Saturday 16 June 2012

Oracle Academy and UKOUG - a great team

Back in January I wrote about the Oracle Academy coming to the UK, or specifically coming to Oracle Scotland.

At the OUG Conference last week the Director responsible for this initiative Caroline Stuart gave us an update on how this initiative is working and I was very excited by it. I want to encourage people into IT careers, I think Oracle is a great discipline to work with.

I often say I am not particularly worried about the 'Women in IT' question but just last week before this update, I was speaking with Sarah Lamb founder of GirlGeekDinners about how to encourage more girls into IT initially and think this program which covers not just university by which time the inequality has already started but also colleges and especially 6th Forms, has the opportunity to help address the balance.
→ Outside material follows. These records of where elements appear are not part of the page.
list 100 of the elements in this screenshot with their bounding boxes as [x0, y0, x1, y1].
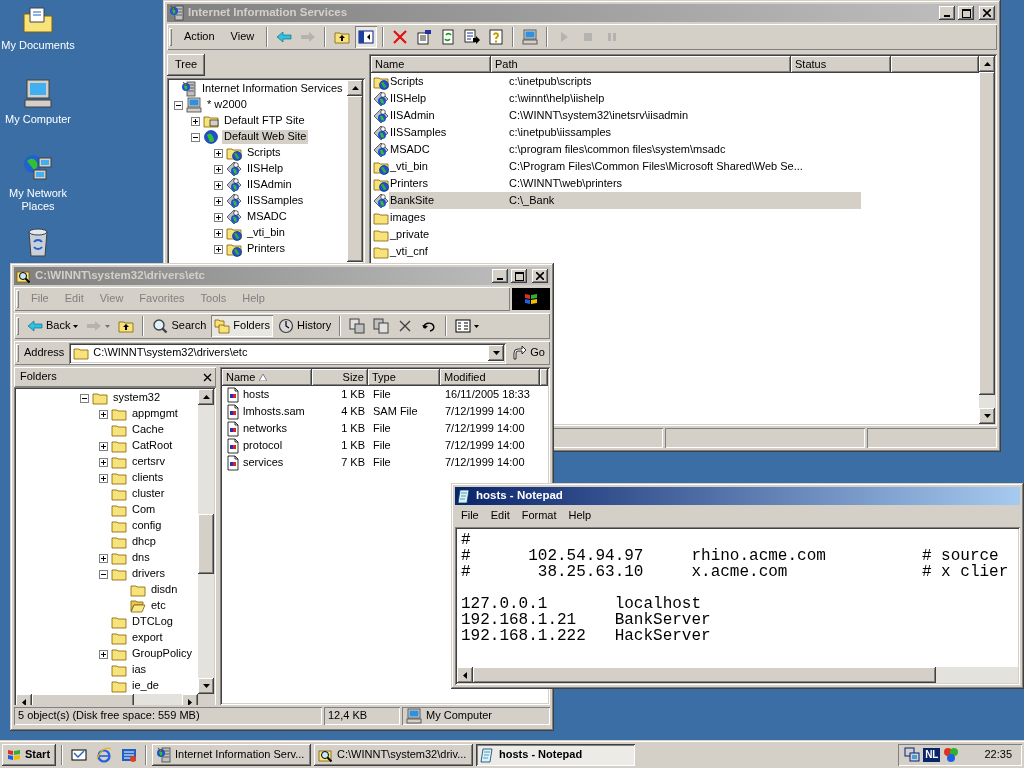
tree-item[interactable]: CatRoot	[130, 439, 175, 453]
desktop-icon-label[interactable]: My Computer	[5, 113, 71, 126]
tree-item[interactable]: drivers	[130, 567, 167, 581]
menu-item[interactable]: View	[223, 29, 262, 45]
scroll-up-button[interactable]	[979, 56, 995, 72]
minimize-button[interactable]	[492, 269, 508, 283]
tree-item[interactable]: Printers	[245, 242, 287, 256]
scroll-left-button[interactable]	[457, 667, 473, 683]
column-header[interactable]: Path	[491, 56, 791, 73]
list-row[interactable]: BankSite C:\_Bank	[389, 192, 861, 209]
close-button[interactable]	[532, 269, 548, 283]
maximize-button[interactable]	[958, 6, 974, 20]
tree-item[interactable]: IISAdmin	[245, 178, 294, 192]
menu-item[interactable]: File	[455, 508, 485, 524]
tree-item[interactable]: Com	[130, 503, 158, 517]
tree-item[interactable]: dhcp	[130, 535, 158, 549]
scroll-up-button[interactable]	[347, 80, 363, 96]
tree-item[interactable]: IISSamples	[245, 194, 306, 208]
tree-item[interactable]: IISHelp	[245, 162, 286, 176]
column-header[interactable]: Type	[368, 369, 440, 386]
file-name[interactable]: lmhosts.sam	[241, 404, 313, 419]
address-field[interactable]: C:\WINNT\system32\drivers\etc	[69, 342, 507, 364]
tree-item[interactable]: ias	[130, 663, 149, 677]
list-row[interactable]: _private	[389, 226, 861, 243]
tree-item[interactable]: _vti_bin	[245, 226, 287, 240]
tree-item[interactable]: export	[130, 631, 165, 645]
scroll-thumb[interactable]	[473, 667, 937, 683]
tree-item[interactable]: GroupPolicy	[130, 647, 194, 661]
column-header[interactable]: Status	[791, 56, 891, 73]
column-header[interactable]: Size	[312, 369, 368, 386]
list-row[interactable]: IISAdmin C:\WINNT\system32\inetsrv\iisadmin	[389, 107, 861, 124]
tree-item[interactable]: appmgmt	[130, 407, 180, 421]
list-row[interactable]: _vti_bin C:\Program Files\Common Files\Microsoft Shared\Web Se...	[389, 158, 861, 175]
tree-item[interactable]: config	[130, 519, 164, 533]
language-indicator[interactable]: NL	[923, 748, 941, 762]
tree-item[interactable]: * w2000	[205, 98, 249, 112]
scroll-up-button[interactable]	[198, 389, 214, 405]
globe-badge-icon	[373, 124, 389, 141]
folders-button[interactable]: Folders	[211, 315, 273, 337]
text-line: 192.168.1.222 HackServer	[461, 628, 712, 644]
globe-badge-icon	[373, 141, 389, 158]
tree-item[interactable]: clients	[130, 471, 166, 485]
taskbar-button[interactable]: hosts - Notepad	[476, 744, 635, 766]
tree-item[interactable]: Internet Information Services	[200, 82, 345, 96]
tree-item[interactable]: Cache	[130, 423, 166, 437]
tree-item[interactable]: ie_de	[130, 679, 161, 693]
column-header[interactable]: Name	[371, 56, 491, 73]
go-button[interactable]: Go	[508, 342, 548, 364]
scroll-thumb[interactable]	[198, 514, 214, 575]
search-button[interactable]: Search	[149, 315, 210, 337]
list-row[interactable]: Printers C:\WINNT\web\printers	[389, 175, 861, 192]
tree-item[interactable]: certsrv	[130, 455, 167, 469]
list-row[interactable]: IISSamples c:\inetpub\iissamples	[389, 124, 861, 141]
tree-item[interactable]: MSADC	[245, 210, 289, 224]
menu-item[interactable]: Action	[177, 29, 222, 45]
file-name[interactable]: networks	[241, 421, 313, 436]
list-row[interactable]: IISHelp c:\winnt\help\iishelp	[389, 90, 861, 107]
list-row[interactable]: _vti_cnf	[389, 243, 861, 260]
file-name[interactable]: protocol	[241, 438, 313, 453]
column-header[interactable]: Modified	[440, 369, 540, 386]
list-row[interactable]: images	[389, 209, 861, 226]
list-row[interactable]: MSADC c:\program files\common files\system\msadc	[389, 141, 861, 158]
tree-item[interactable]: cluster	[130, 487, 167, 501]
menu-item[interactable]: Format	[515, 508, 563, 524]
clock: 22:35	[984, 748, 1012, 762]
tree-item[interactable]: Scripts	[245, 146, 283, 160]
desktop-icon-label[interactable]: My Network Places	[0, 187, 76, 213]
menu-item[interactable]: Help	[562, 508, 598, 524]
tree-item[interactable]: system32	[111, 391, 163, 405]
tree-tab[interactable]: Tree	[167, 54, 206, 76]
taskbar-button[interactable]: Internet Information Serv...	[152, 744, 311, 766]
tree-item[interactable]: DTCLog	[130, 615, 175, 629]
globe-badge-icon	[373, 192, 389, 209]
maximize-button[interactable]	[511, 269, 527, 283]
tree-item[interactable]: disdn	[149, 583, 180, 597]
close-button[interactable]	[979, 6, 995, 20]
computer-icon	[522, 29, 539, 45]
scroll-thumb[interactable]	[347, 96, 363, 262]
history-button[interactable]: History	[275, 315, 335, 337]
menu-item[interactable]: Edit	[484, 508, 516, 524]
column-header[interactable]: Name	[222, 369, 312, 386]
tree-toggle-button[interactable]	[355, 26, 378, 48]
taskbar-button[interactable]: C:\WINNT\system32\driv...	[314, 744, 473, 766]
tree-item[interactable]: Default Web Site	[222, 130, 309, 144]
dropdown-button[interactable]	[488, 345, 505, 361]
minimize-button[interactable]	[939, 6, 955, 20]
scroll-down-button[interactable]	[979, 408, 995, 424]
file-size: 1 KB	[340, 421, 366, 436]
start-button[interactable]: Start	[2, 744, 56, 766]
network-screens-icon	[904, 747, 921, 763]
back-button[interactable]: Back	[24, 315, 82, 337]
scroll-down-button[interactable]	[198, 678, 214, 694]
tree-item[interactable]: etc	[149, 599, 168, 613]
file-name[interactable]: services	[241, 455, 313, 470]
item-name: IISAdmin	[389, 108, 436, 123]
desktop-icon-label[interactable]: My Documents	[1, 39, 75, 52]
list-row[interactable]: Scripts c:\inetpub\scripts	[389, 73, 861, 90]
tree-item[interactable]: dns	[130, 551, 152, 565]
tree-item[interactable]: Default FTP Site	[222, 114, 307, 128]
file-name[interactable]: hosts	[241, 387, 313, 402]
So the Oracle Academy in Scotland has signed up 150 instructors to qualify to teach Database Design and Programming with SQL and another 50 for Java Fundamentals. Of these 200, who have almost completed their 10 week virtual training, 98 are from the UK, the rest from the wider EMEA. Their next step is a weeks bootcamp in Scotland next month.

This is fantastic, well done Oracle I know our next generation of IT students will benefit, but I want to reach out to them from the user group, help them see how what they learn is used and the types of careers people using these skills have gone on to develop.

So working with Oracle, we will talk to these Oracle Academy delegates at the start of their bootcamp, tell them about UKOUG and invite them each to attend a day at our annual conference in Birmingham in December. We will also work out a way of them being able to bring their students at cost price to experience the world they will by then have started to learn about.

I'm also looking at how we can link up our partner members with these educators, so they can share their expectations and make sure the students who ultimately benefit from this Oracle Academy initiative get the best possible start in their careers. Perhaps in years to come they like me will be able to say 'I love my job'.